Information in a tree can be inserted, updated or deleted in any order, and accessed in any order as well.
Information in a tree is organized in nodes. Each node has a key and a value. A key is used to search for a node in a tree. By default (if "unsorted" is omitted), all nodes in a Golf tree are also connected in an ordered linked list, allowing for very fast range searches.
Keys and data
A node in a tree consists of two strings: key and value. There is no limit on the number of nodes in the tree, other than available memory. Each key in the tree must be unique. Keys should be as short as possible. Generally, longer keys take longer to search for, insert or delete.
Key comparison
In order for any data tree structure to function, a key comparison must be performed certain number of times in order to find a specific key. Keys are compared using C's strcmp() function, meaning using ASCII lexicographic order.
Number keys
"key-as" clause allows to treat a key as something other than a string when it comes to ordering. When "positive integer" value is used, it will treat a key as a string representation of a positive integer number. Such numbers must be zero or positive integers in the 64 bit range, and they must not contain leading zeros, spaces or other prefix (or suffix) characters. For example, key strings may be "0", "123" or "891347". With this clause, sorting these strings according to their converted numerical values is much faster than using schemes such as prefixing numbers with zeros or spaces.

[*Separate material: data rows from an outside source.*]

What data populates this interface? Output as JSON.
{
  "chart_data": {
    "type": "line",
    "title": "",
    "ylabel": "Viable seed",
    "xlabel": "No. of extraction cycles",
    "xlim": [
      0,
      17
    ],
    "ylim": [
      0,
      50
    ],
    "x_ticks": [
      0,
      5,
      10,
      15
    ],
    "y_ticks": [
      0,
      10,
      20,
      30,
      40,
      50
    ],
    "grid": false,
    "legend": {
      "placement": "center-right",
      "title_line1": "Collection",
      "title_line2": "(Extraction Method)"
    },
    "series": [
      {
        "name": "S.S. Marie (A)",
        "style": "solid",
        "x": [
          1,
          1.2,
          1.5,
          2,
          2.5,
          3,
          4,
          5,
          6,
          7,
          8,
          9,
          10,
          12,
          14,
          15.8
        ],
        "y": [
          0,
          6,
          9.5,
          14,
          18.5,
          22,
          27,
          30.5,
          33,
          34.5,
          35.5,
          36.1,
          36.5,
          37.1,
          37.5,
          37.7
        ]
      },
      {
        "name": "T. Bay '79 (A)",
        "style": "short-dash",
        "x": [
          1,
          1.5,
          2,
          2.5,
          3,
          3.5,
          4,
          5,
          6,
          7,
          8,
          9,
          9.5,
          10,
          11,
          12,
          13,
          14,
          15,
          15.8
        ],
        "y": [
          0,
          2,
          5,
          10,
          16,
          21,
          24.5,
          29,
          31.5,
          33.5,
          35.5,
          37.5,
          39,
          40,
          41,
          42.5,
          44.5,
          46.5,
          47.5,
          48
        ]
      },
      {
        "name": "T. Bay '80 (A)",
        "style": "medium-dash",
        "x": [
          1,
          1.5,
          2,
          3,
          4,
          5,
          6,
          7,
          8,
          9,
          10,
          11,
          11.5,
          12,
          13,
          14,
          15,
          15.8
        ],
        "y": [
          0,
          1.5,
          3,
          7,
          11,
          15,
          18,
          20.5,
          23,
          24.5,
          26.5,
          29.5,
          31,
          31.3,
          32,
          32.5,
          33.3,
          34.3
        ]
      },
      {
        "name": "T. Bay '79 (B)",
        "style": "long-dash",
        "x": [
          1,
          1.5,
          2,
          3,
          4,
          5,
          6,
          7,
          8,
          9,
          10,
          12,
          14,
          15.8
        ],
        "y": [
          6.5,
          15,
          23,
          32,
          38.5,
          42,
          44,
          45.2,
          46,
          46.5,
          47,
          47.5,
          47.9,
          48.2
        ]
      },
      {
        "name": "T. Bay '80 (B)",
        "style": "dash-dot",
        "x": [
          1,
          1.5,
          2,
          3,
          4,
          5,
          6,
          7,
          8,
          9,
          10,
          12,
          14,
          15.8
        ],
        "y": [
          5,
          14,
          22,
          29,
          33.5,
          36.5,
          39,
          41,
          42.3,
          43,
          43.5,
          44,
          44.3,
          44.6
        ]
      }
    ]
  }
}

Note that when using "positive integer", you can use numbers in any base (from 2 to 36). In fact, numbers expressed in a higher base are generally faster to search for, because they are shorter in length.
Unsorted tree
If "unsorted" clause is used, <tree> will not be sorted in a double-linked list, which means that finding the next smaller or next greater node in repetition (i.e. range search) will be done by using the tree structure and not a linked list. This is slower, as each such search is generally done in O(log N) time. Regardless, you can perform range searches in either case (see use-cursor).
As a rule of thumb, if you do not need range searches or your memory is scarce, use "unsorted" as it will save 2 pointers (i.e. 16 bytes) per key and insertion/deletion will be a bit faster, but be aware that range searches will be slower.

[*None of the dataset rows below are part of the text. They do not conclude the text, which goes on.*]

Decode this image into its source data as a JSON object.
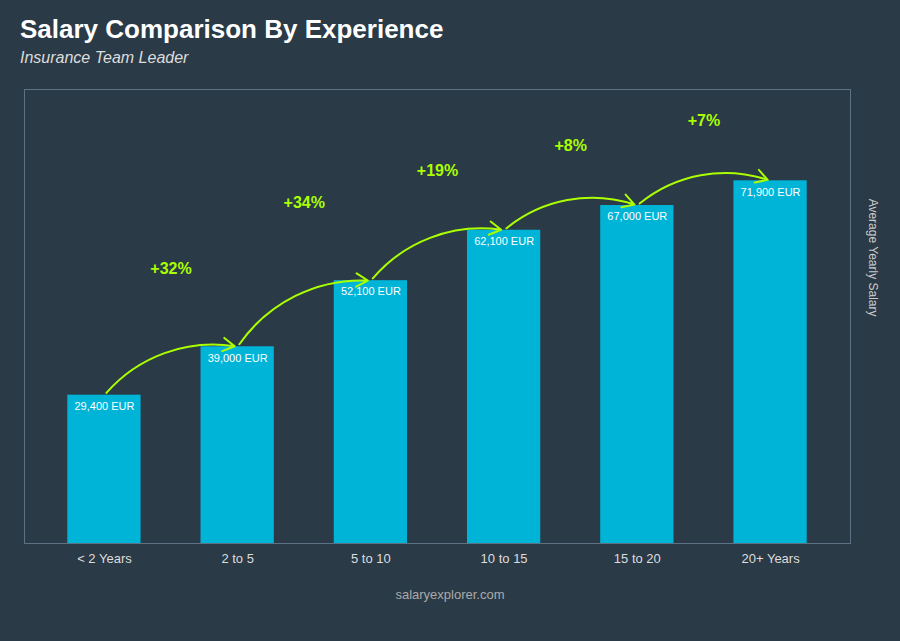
{
  "chart_data": {
    "type": "bar",
    "title": "Salary Comparison By Experience",
    "subtitle": "Insurance Team Leader",
    "ylabel": "Average Yearly Salary",
    "source": "salaryexplorer.com",
    "categories": [
      "< 2 Years",
      "2 to 5",
      "5 to 10",
      "10 to 15",
      "15 to 20",
      "20+ Years"
    ],
    "values": [
      29400,
      39000,
      52100,
      62100,
      67000,
      71900
    ],
    "value_labels": [
      "29,400 EUR",
      "39,000 EUR",
      "52,100 EUR",
      "62,100 EUR",
      "67,000 EUR",
      "71,900 EUR"
    ],
    "data_labels": true,
    "annotations": [
      "+32%",
      "+34%",
      "+19%",
      "+8%",
      "+7%"
    ],
    "color": "#00b4d8",
    "ylim": [
      0,
      90000
    ],
    "tick_labels": "x",
    "grid": false
  }
}
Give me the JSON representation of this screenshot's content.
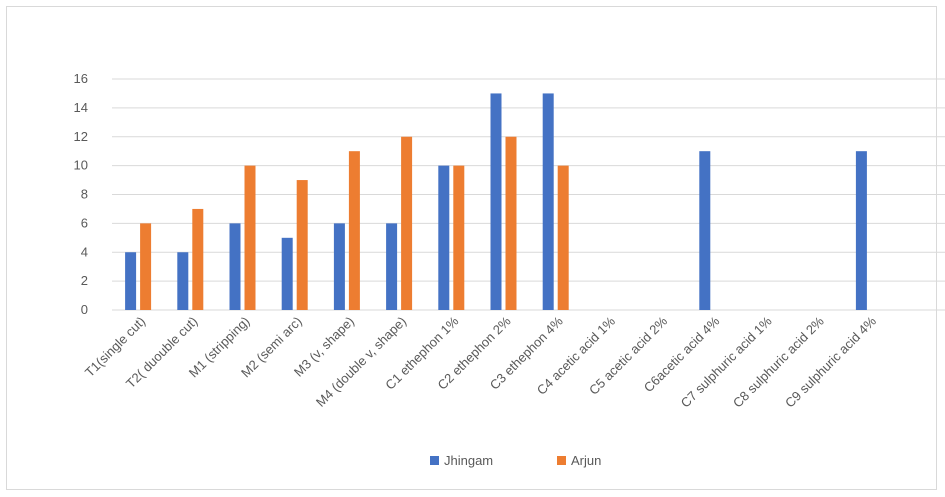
{
  "chart_data": {
    "type": "bar",
    "title": "",
    "xlabel": "",
    "ylabel": "",
    "ylim": [
      0,
      16
    ],
    "yticks": [
      0,
      2,
      4,
      6,
      8,
      10,
      12,
      14,
      16
    ],
    "grid": true,
    "legend_position": "bottom",
    "categories": [
      "T1(single cut)",
      "T2( duouble cut)",
      "M1 (stripping)",
      "M2 (semi arc)",
      "M3 (v, shape)",
      "M4 (double v, shape)",
      "C1 ethephon 1%",
      "C2 ethephon 2%",
      "C3 ethephon 4%",
      "C4 acetic acid 1%",
      "C5 acetic acid 2%",
      "C6acetic acid 4%",
      "C7 sulphuric acid 1%",
      "C8 sulphuric acid 2%",
      "C9 sulphuric acid 4%"
    ],
    "series": [
      {
        "name": "Jhingam",
        "color": "#4472c4",
        "values": [
          4,
          4,
          6,
          5,
          6,
          6,
          10,
          15,
          15,
          null,
          null,
          11,
          null,
          null,
          11
        ]
      },
      {
        "name": "Arjun",
        "color": "#ed7d31",
        "values": [
          6,
          7,
          10,
          9,
          11,
          12,
          10,
          12,
          10,
          null,
          null,
          null,
          null,
          null,
          null
        ]
      }
    ]
  }
}
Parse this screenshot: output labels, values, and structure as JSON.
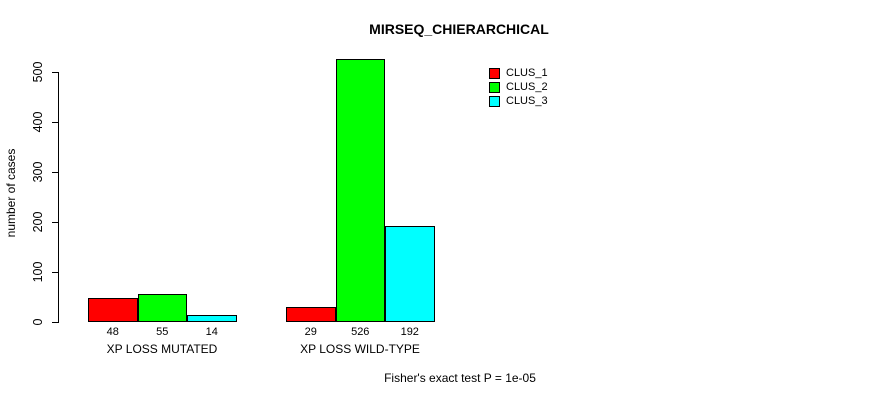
{
  "chart_data": {
    "type": "bar",
    "title": "MIRSEQ_CHIERARCHICAL",
    "categories": [
      "XP LOSS MUTATED",
      "XP LOSS WILD-TYPE"
    ],
    "series": [
      {
        "name": "CLUS_1",
        "color": "#FF0000",
        "values": [
          48,
          29
        ]
      },
      {
        "name": "CLUS_2",
        "color": "#00FF00",
        "values": [
          55,
          526
        ]
      },
      {
        "name": "CLUS_3",
        "color": "#00FFFF",
        "values": [
          14,
          192
        ]
      }
    ],
    "bar_labels": [
      [
        48,
        55,
        14
      ],
      [
        29,
        526,
        192
      ]
    ],
    "xlabel": "",
    "ylabel": "number of cases",
    "ylim": [
      0,
      500
    ],
    "yticks": [
      0,
      100,
      200,
      300,
      400,
      500
    ],
    "grid": false,
    "legend_position": "top-right",
    "annotation": "Fisher's exact test P = 1e-05",
    "colors": {
      "background": "#FFFFFF",
      "axis": "#000000",
      "text": "#000000"
    }
  }
}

If you need faster range searches or the extra memory is not an issue (it would be for instance extra 16MB per 1,0000,0000 keys), then do not use "unsorted", as your range searches will be faster. Note that in this case, insertion and deletion are a bit slower because they need to maintain a double linked list, however in general the effect is minimized by faster range searches.
Scope
A tree is accessible to the current process only, unless "process-scope" clause is used, in which case all requests served by the process can use it (see do-once for a typical way to create an object with a process scope). If "process-scope" is used, then <tree> that will keep its nodes between all requests served by the same process; otherwise <tree> is purged at the end of request.